Inbound media cache living under your OpenClaw media areas (separate from random OS paths, depending on your build)
Outbound or generated files you intentionally place under workspace/media/... when you want the agent to reference them

Practical guide rule: if the LLM can read a file, assume it can be summarised or exfiltrated unless session + skills forbid it. Deny is the default; allow is a contract.

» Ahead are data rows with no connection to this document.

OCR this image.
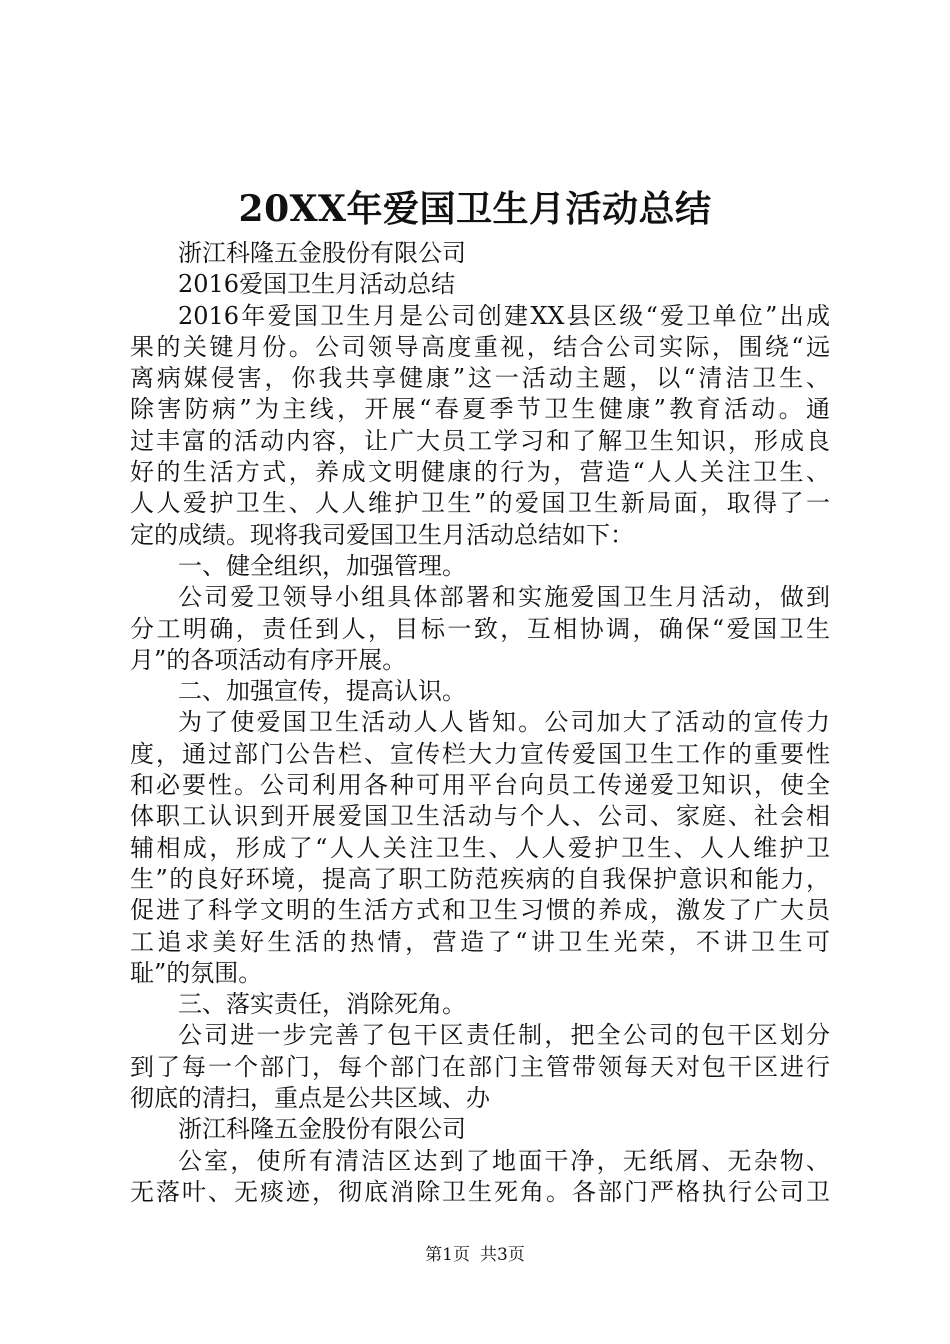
20XX年爱国卫生月活动总结
浙江科隆五金股份有限公司
2016爱国卫生月活动总结
2016年爱国卫生月是公司创建XX县区级“爱卫单位”出成
果的关键月份。公司领导高度重视，结合公司实际，围绕“远
离病媒侵害，你我共享健康”这一活动主题，以“清洁卫生、
除害防病”为主线，开展“春夏季节卫生健康”教育活动。通
过丰富的活动内容，让广大员工学习和了解卫生知识，形成良
好的生活方式，养成文明健康的行为，营造“人人关注卫生、
人人爱护卫生、人人维护卫生”的爱国卫生新局面，取得了一
定的成绩。现将我司爱国卫生月活动总结如下：
一、健全组织，加强管理。
公司爱卫领导小组具体部署和实施爱国卫生月活动，做到
分工明确，责任到人，目标一致，互相协调，确保“爱国卫生
月”的各项活动有序开展。
二、加强宣传，提高认识。
为了使爱国卫生活动人人皆知。公司加大了活动的宣传力
度，通过部门公告栏、宣传栏大力宣传爱国卫生工作的重要性
和必要性。公司利用各种可用平台向员工传递爱卫知识，使全
体职工认识到开展爱国卫生活动与个人、公司、家庭、社会相
辅相成，形成了“人人关注卫生、人人爱护卫生、人人维护卫
生”的良好环境，提高了职工防范疾病的自我保护意识和能力，
促进了科学文明的生活方式和卫生习惯的养成，激发了广大员
工追求美好生活的热情，营造了“讲卫生光荣，不讲卫生可
耻”的氛围。
三、落实责任，消除死角。
公司进一步完善了包干区责任制，把全公司的包干区划分
到了每一个部门，每个部门在部门主管带领每天对包干区进行
彻底的清扫，重点是公共区域、办
浙江科隆五金股份有限公司
公室，使所有清洁区达到了地面干净，无纸屑、无杂物、
无落叶、无痰迹，彻底消除卫生死角。各部门严格执行公司卫
第1页 共3页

4. Latency: Keeping Humans Calm While “Senses” Work

Problem: A minute of silence feels like a dropped message, especially on WhatsApp.

Patterns that work:

ACK early where your channel allows it (reactions, short “Received, processing” copy).
Chunk work: transcribe or describe in stages, not one giant block at the end.
Set expectations in SOUL.md / identity: the assistant can say it may take a few seconds for audio or large images.
Debounce (channel): a longer debounceMs on the WhatsApp channel reduces double-firing on slow networks. You trade a little latency for fewer duplicate heavy jobs. See the Connection article for debounceMs as wiring, not as speed hack.

Reality check: fast model + large media still hits API limits. The UX fix is communication, not overpromising in the system prompt.

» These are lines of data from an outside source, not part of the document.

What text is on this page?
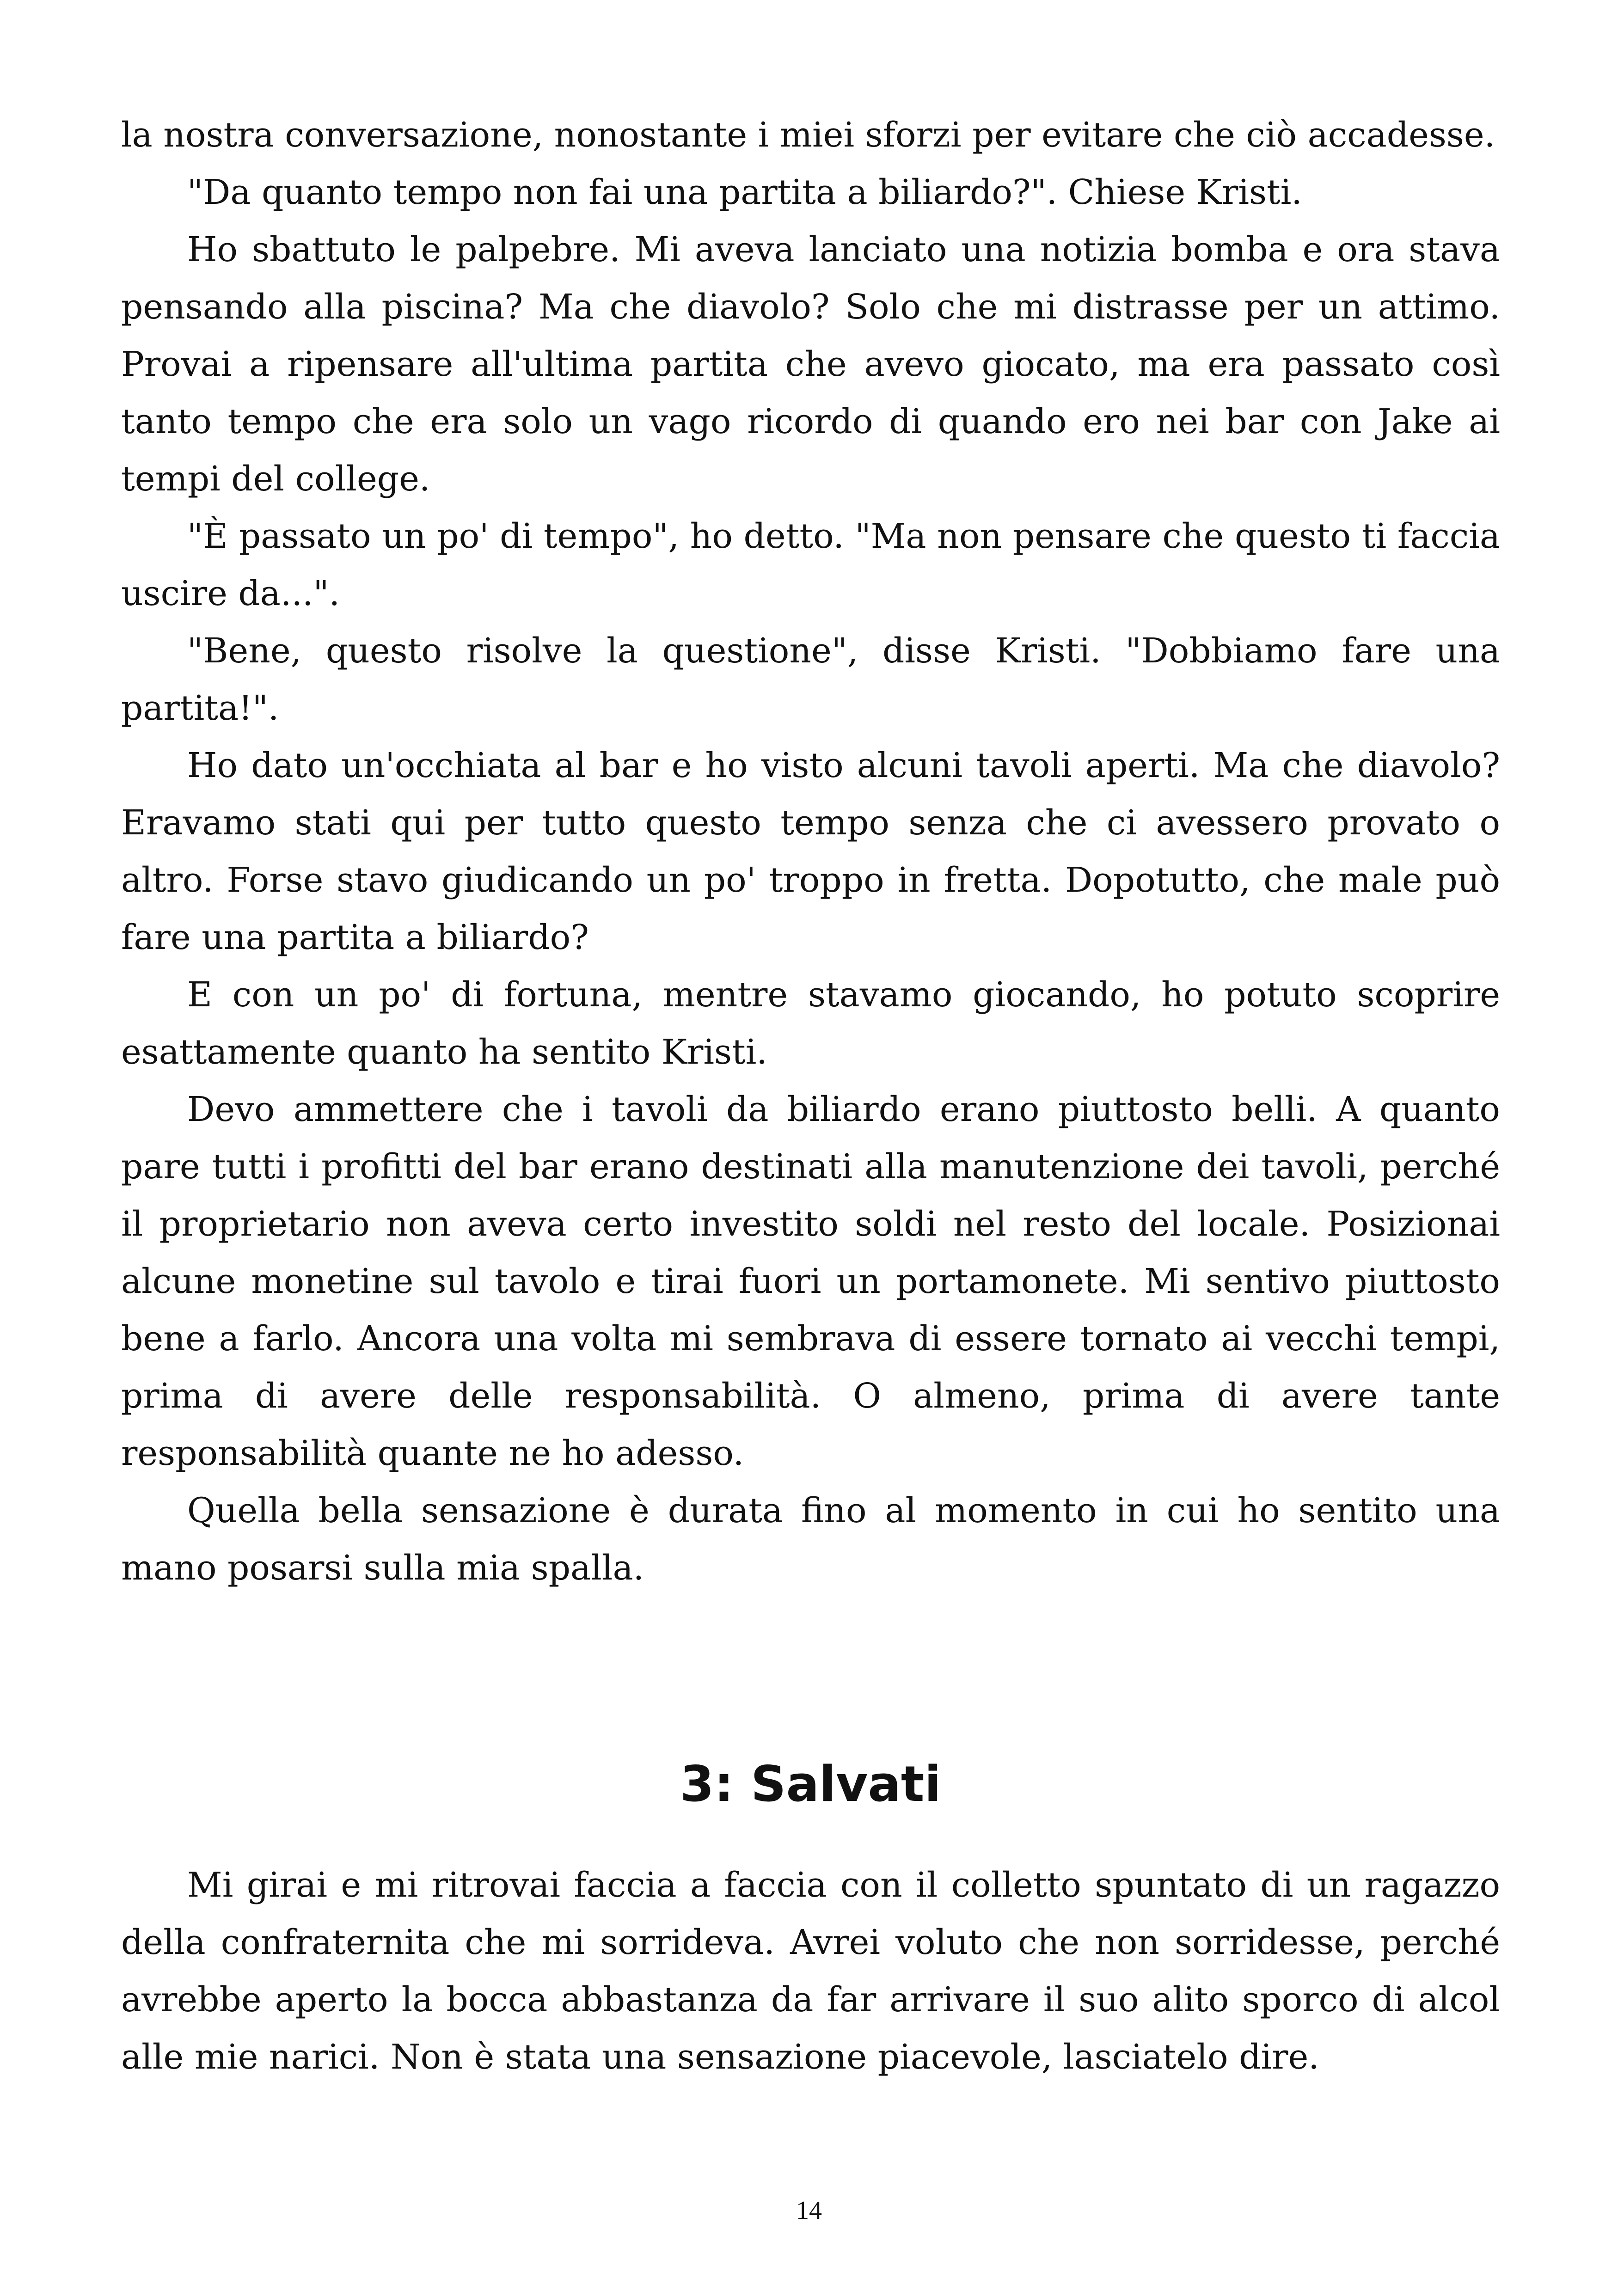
la nostra conversazione, nonostante i miei sforzi per evitare che ciò accadesse.

"Da quanto tempo non fai una partita a biliardo?". Chiese Kristi.

Ho sbattuto le palpebre. Mi aveva lanciato una notizia bomba e ora stava pensando alla piscina? Ma che diavolo? Solo che mi distrasse per un attimo. Provai a ripensare all'ultima partita che avevo giocato, ma era passato così tanto tempo che era solo un vago ricordo di quando ero nei bar con Jake ai tempi del college.

"È passato un po' di tempo", ho detto. "Ma non pensare che questo ti faccia uscire da...".

"Bene, questo risolve la questione", disse Kristi. "Dobbiamo fare una partita!".

Ho dato un'occhiata al bar e ho visto alcuni tavoli aperti. Ma che diavolo? Eravamo stati qui per tutto questo tempo senza che ci avessero provato o altro. Forse stavo giudicando un po' troppo in fretta. Dopotutto, che male può fare una partita a biliardo?

E con un po' di fortuna, mentre stavamo giocando, ho potuto scoprire esattamente quanto ha sentito Kristi.

Devo ammettere che i tavoli da biliardo erano piuttosto belli. A quanto pare tutti i profitti del bar erano destinati alla manutenzione dei tavoli, perché il proprietario non aveva certo investito soldi nel resto del locale. Posizionai alcune monetine sul tavolo e tirai fuori un portamonete. Mi sentivo piuttosto bene a farlo. Ancora una volta mi sembrava di essere tornato ai vecchi tempi, prima di avere delle responsabilità. O almeno, prima di avere tante responsabilità quante ne ho adesso.

Quella bella sensazione è durata fino al momento in cui ho sentito una mano posarsi sulla mia spalla.

3: Salvati

Mi girai e mi ritrovai faccia a faccia con il colletto spuntato di un ragazzo della confraternita che mi sorrideva. Avrei voluto che non sorridesse, perché avrebbe aperto la bocca abbastanza da far arrivare il suo alito sporco di alcol alle mie narici. Non è stata una sensazione piacevole, lasciatelo dire.

14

Cultural matters (ties to the Voice article): when replying in a second language, a short localised “working on it” line often lands better than English.

5. Checklist: Senses in Production

Check	You want
Image gen	Deny tool globally until policy is explicit.
Inbound image/audio/video	Default deny; allow only named channel + key prefix.
Model behaviour	`SKILL.md` matches config (no “secret” image gen path).
Disk and limits	`mediaMaxMb` sane; monitor `workspace/media` growth.
User trust	Early ACK + honest latency messaging.